Oczywiście Arne Slot był rozczarowany jak nikt inny porażką Feyenoordu 2-1, w niedzielę w Alkmaar przeciwko AZ. Ale trener był również bardzo zadowolony ze sposobu, w jaki jego zespół prezentował się w zdecydowanej większości meczu. - To daje dużo pewności siebie na nadchodzące tygodnie.
Po dobrej fazie początkowej, nadszedł decydujący moment. Decydujące 20-25 minut, podczas których sędzia Dennis Higler podyktował dwa rzuty karne. - Co sądzę o tych karnych? Nie chcę za dużo o tym mówić, bo to przyciągnęłoby więcej uwagi niż to, jak graliśmy. Oczywiście, szatnia sporo o tym rozmawiała.
Feyenoord wykorzystał przerwę na ochłonięcie i wyprostowanie spraw, co zaowocowało dominującą grą w drugiej połowie. Szybko bramkę kontaktową zdobył Lutsharel Geertruida i po tym Feyenoord rzucił się na doprowadzenie chociaż do remisu, spychając dotychczas ofensywnie grającego przeciwnika.

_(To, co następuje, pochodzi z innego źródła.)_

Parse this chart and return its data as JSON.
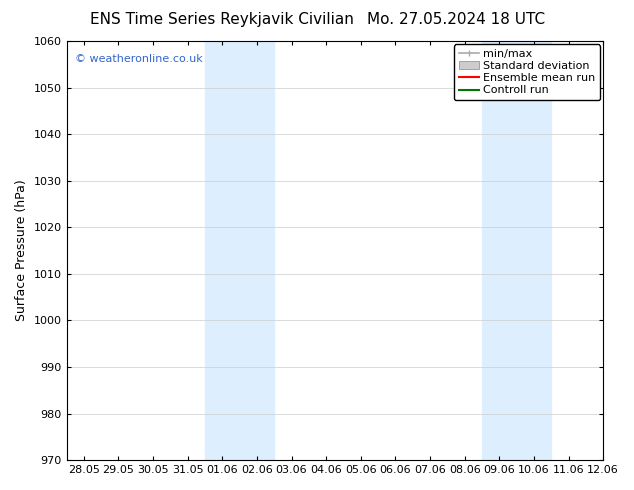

- Po tych dwóch ciosach psychicznych uważam, że nasze zachowanie na boisku w drugiej połowie było bardzo imponujące. Oczywiście dominuje rozczarowanie, bo przegrana jest zawsze nieprzyjemna, a to ma też wpływ na pozycję w tabeli. Myślę jednak, że zaprezentowaliśmy się dziś jako zawodnicy najwyższej klasy. Wytrzymaliśmy psychicznie, co na pewno doda nam pewności na następne tygodnie.